Je comprends parfaitement que vous soyez mécontente de moi et vous ne me le laissez pas ignorer, comme me le prouve votre dernière lettre que je viens seulement de lire, à mon retour après plusieurs semaines d’absence.

En effet, peu de jours après votre départ, j’ai été appelé d’urgence à Concorès par une lettre alarmante qui me signalait que ma propriété et mon habitation venaient de subir de graves dégâts à la suite d’inondations catastrophiques.

Je suis donc parti précipitamment car ma présence était nécessaire pour parer au plus pressé. J’ai, en effet, constaté en arrivant chez moi qu’il y avait encore 80 cm d’eau au rez-de-chaussée, tout étant transformé en un véritable lac ; les murs entourant les jardins étaient écroulés ; les fondations-mêmes de la demeure ébranlées sous l’action du torrent furieux du Céou qui, débordé, recouvrait toute la vallée.

J’ai dû faire un minimum de réparations d’urgence pour empêcher les dégâts de s’aggraver. Mais comme un malheur n’arrive jamais seul, j’ai attrapé en séjournant dans cette maison qui était plus qu’humide, on peut même dire aquatique, une broncho-pneumonie, à la suite de laquelle j’ai éprouvé de sérieux troubles cardiaques.

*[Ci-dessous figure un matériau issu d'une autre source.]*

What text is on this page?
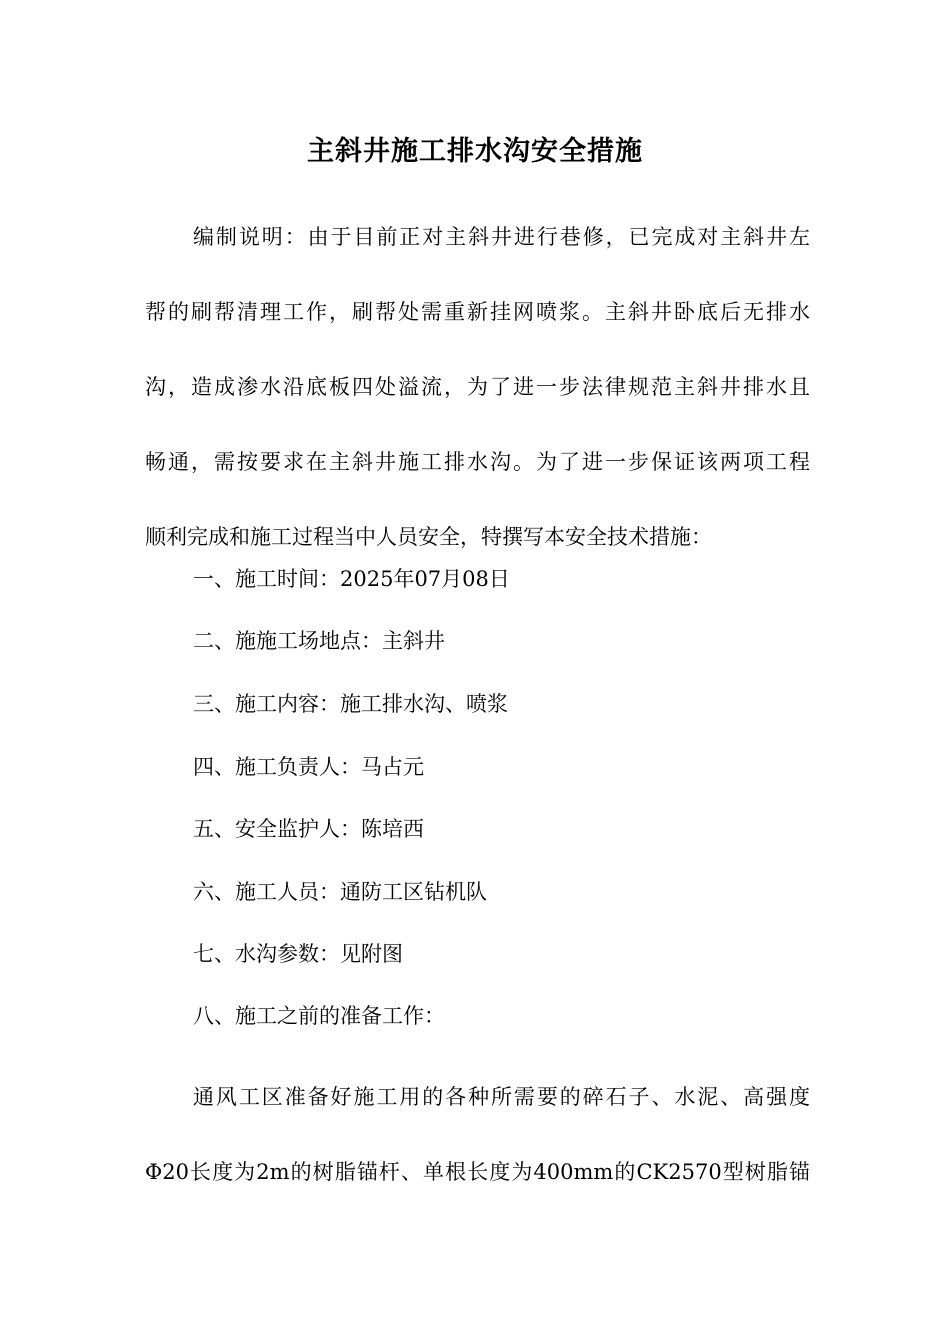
主斜井施工排水沟安全措施
编制说明：由于目前正对主斜井进行巷修，已完成对主斜井左
帮的刷帮清理工作，刷帮处需重新挂网喷浆。主斜井卧底后无排水
沟，造成渗水沿底板四处溢流，为了进一步法律规范主斜井排水且
畅通，需按要求在主斜井施工排水沟。为了进一步保证该两项工程
顺利完成和施工过程当中人员安全，特撰写本安全技术措施：
一、施工时间：2025年07月08日
二、施施工场地点：主斜井
三、施工内容：施工排水沟、喷浆
四、施工负责人：马占元
五、安全监护人：陈培西
六、施工人员：通防工区钻机队
七、水沟参数：见附图
八、施工之前的准备工作：
通风工区准备好施工用的各种所需要的碎石子、水泥、高强度
Φ20长度为2m的树脂锚杆、单根长度为400mm的CK2570型树脂锚
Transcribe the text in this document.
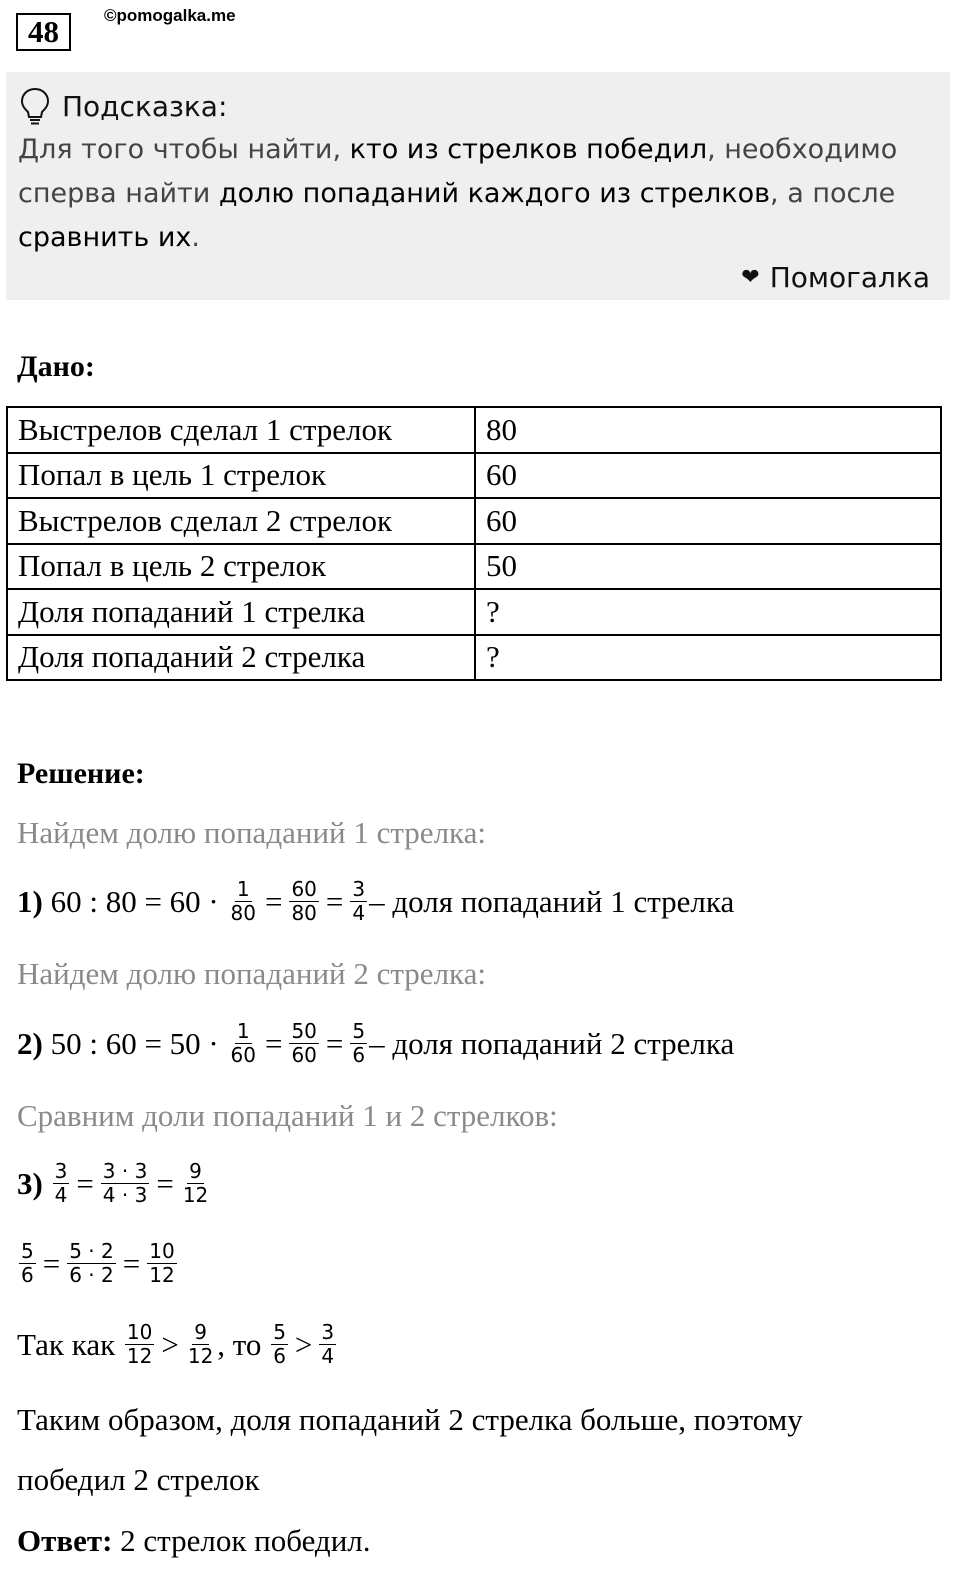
48	©pomogalka.me
Подсказка:
Для того чтобы найти, кто из стрелков победил, необходимо сперва найти долю попаданий каждого из стрелков, а после сравнить их.
❤ Помогалка
Дано:
Выстрелов сделал 1 стрелок	80
Попал в цель 1 стрелок	60
Выстрелов сделал 2 стрелок	60
Попал в цель 2 стрелок	50
Доля попаданий 1 стрелка	?
Доля попаданий 2 стрелка	?
Решение:
Найдем долю попаданий 1 стрелка:
1)
60 : 80 = 60 ·
$\frac{1}{80} = \frac{60}{80} = \frac{3}{4}$ – доля попаданий 1 стрелка
Найдем долю попаданий 2 стрелка:
2)
50 : 60 = 50 ·
$\frac{1}{60} = \frac{50}{60} = \frac{5}{6}$ – доля попаданий 2 стрелка
Сравним доли попаданий 1 и 2 стрелков:
3)
$\frac{3}{4} = \frac{3 \cdot 3}{4 \cdot 3} = \frac{9}{12}$
$\frac{5}{6} = \frac{5 \cdot 2}{6 \cdot 2} = \frac{10}{12}$
Так как
$\frac{10}{12} > \frac{9}{12}$ , то
$\frac{5}{6} > \frac{3}{4}$
Таким образом, доля попаданий 2 стрелка больше, поэтому
победил 2 стрелок
Ответ: 2 стрелок победил.
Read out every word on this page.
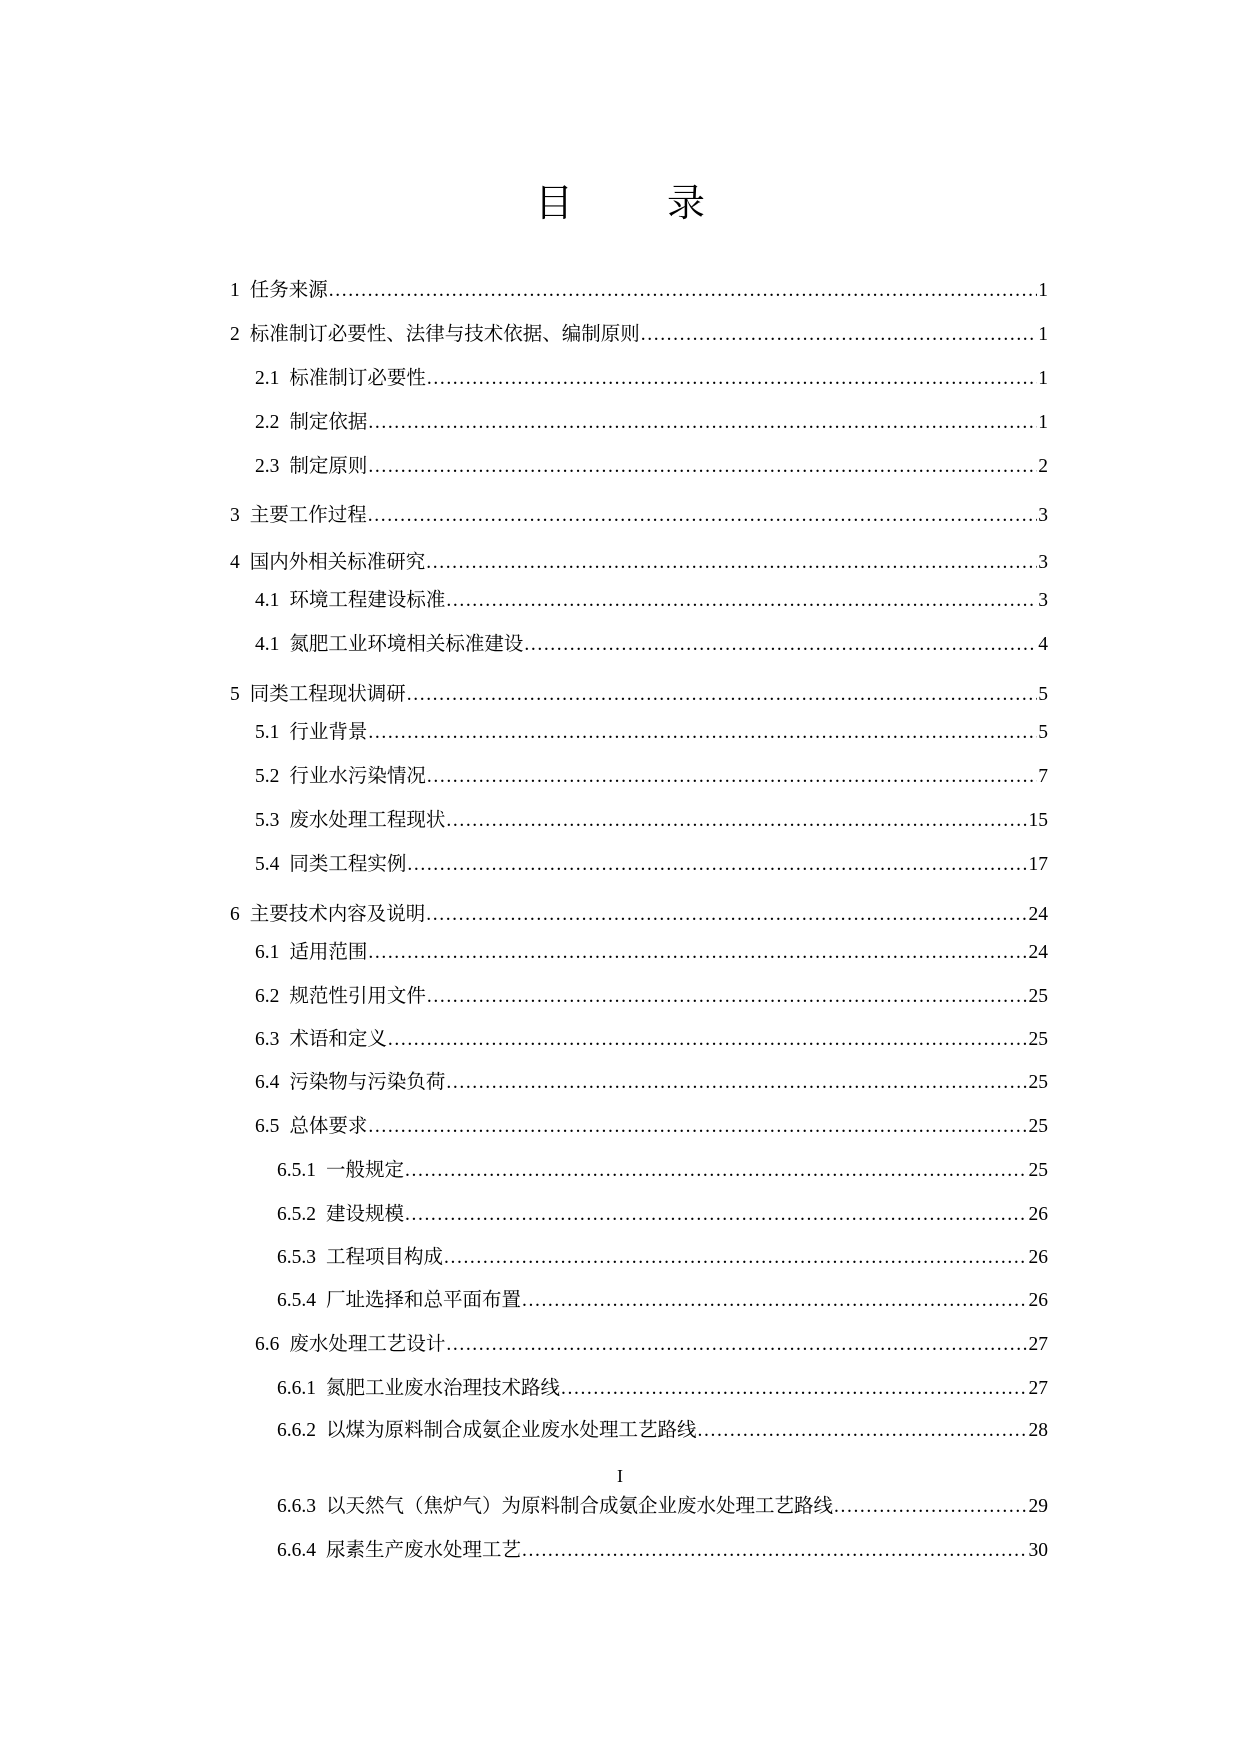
目　录
1 任务来源 .....	1
2 标准制订必要性、法律与技术依据、编制原则 .....	1
2.1 标准制订必要性 .....	1
2.2 制定依据 .....	1
2.3 制定原则 .....	2
3 主要工作过程 .....	3
4 国内外相关标准研究 .....	3
4.1 环境工程建设标准 .....	3
4.1 氮肥工业环境相关标准建设 .....	4
5 同类工程现状调研 .....	5
5.1 行业背景 .....	5
5.2 行业水污染情况 .....	7
5.3 废水处理工程现状 .....	15
5.4 同类工程实例 .....	17
6 主要技术内容及说明 .....	24
6.1 适用范围 .....	24
6.2 规范性引用文件 .....	25
6.3 术语和定义 .....	25
6.4 污染物与污染负荷 .....	25
6.5 总体要求 .....	25
6.5.1 一般规定 .....	25
6.5.2 建设规模 .....	26
6.5.3 工程项目构成 .....	26
6.5.4 厂址选择和总平面布置 .....	26
6.6 废水处理工艺设计 .....	27
6.6.1 氮肥工业废水治理技术路线 .....	27
6.6.2 以煤为原料制合成氨企业废水处理工艺路线 .....	28
I
6.6.3 以天然气（焦炉气）为原料制合成氨企业废水处理工艺路线 .....	29
6.6.4 尿素生产废水处理工艺 .....	30
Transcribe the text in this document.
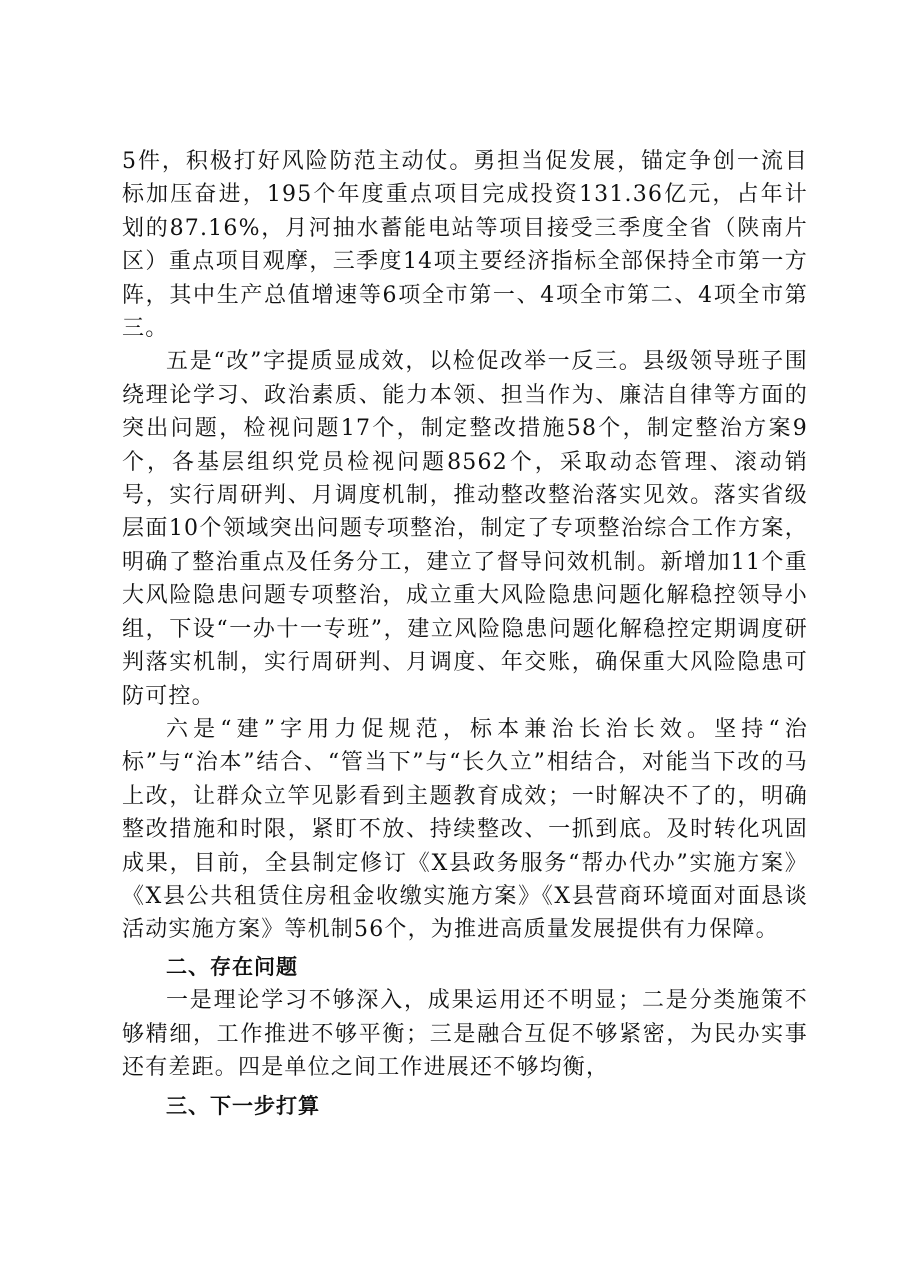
5件，积极打好风险防范主动仗。勇担当促发展，锚定争创一流目标加压奋进，195个年度重点项目完成投资131.36亿元，占年计划的87.16%，月河抽水蓄能电站等项目接受三季度全省（陕南片区）重点项目观摩，三季度14项主要经济指标全部保持全市第一方阵，其中生产总值增速等6项全市第一、4项全市第二、4项全市第三。

五是“改”字提质显成效，以检促改举一反三。县级领导班子围绕理论学习、政治素质、能力本领、担当作为、廉洁自律等方面的突出问题，检视问题17个，制定整改措施58个，制定整治方案9个，各基层组织党员检视问题8562个，采取动态管理、滚动销号，实行周研判、月调度机制，推动整改整治落实见效。落实省级层面10个领域突出问题专项整治，制定了专项整治综合工作方案，明确了整治重点及任务分工，建立了督导问效机制。新增加11个重大风险隐患问题专项整治，成立重大风险隐患问题化解稳控领导小组，下设“一办十一专班”，建立风险隐患问题化解稳控定期调度研判落实机制，实行周研判、月调度、年交账，确保重大风险隐患可防可控。

六是“建”字用力促规范，标本兼治长治长效。坚持“治标”与“治本”结合、“管当下”与“长久立”相结合，对能当下改的马上改，让群众立竿见影看到主题教育成效；一时解决不了的，明确整改措施和时限，紧盯不放、持续整改、一抓到底。及时转化巩固成果，目前，全县制定修订《X县政务服务“帮办代办”实施方案》《X县公共租赁住房租金收缴实施方案》《X县营商环境面对面恳谈活动实施方案》等机制56个，为推进高质量发展提供有力保障。

二、存在问题

一是理论学习不够深入，成果运用还不明显；二是分类施策不够精细，工作推进不够平衡；三是融合互促不够紧密，为民办实事还有差距。四是单位之间工作进展还不够均衡，

三、下一步打算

Vous savez que, lors de votre séjour à Paris, je n’étais pas dans un état très brillant et vous comprendriez sans doute que ces évènements, et ce qui s’en est suivi pour ma santé, m’ont singulièrement mis à plat.

Vous comprendrez également, du moins j’ose l’espérer, que je n’étais guère en état, au milieu de ces tourments, de correspondre avec la sérénité d’esprit nécessaire.

Je répondrai ces jours-ci aux divers points de vos lettres au sujet desquels je m’expliquerai franchement.

Mais je tiens à faire partir cette lettre aujourd’hui-même, tenant à parer pour vous au plus pressé en vous adressant le mandat ci-joint pour vous aider dans des circonstances que vous me dites difficiles et qui me peinent infiniment.

Je vous souhaite et j’espère que les choses finiront par s’arranger pour vous. Tenez-moi au courant, mais avant de me répondre, vous recevrez une autre lettre de moi répondant aux diverses observations que vous me faites.

En attendant, je vous embrasse, chère Suzanne, bien affectueusement.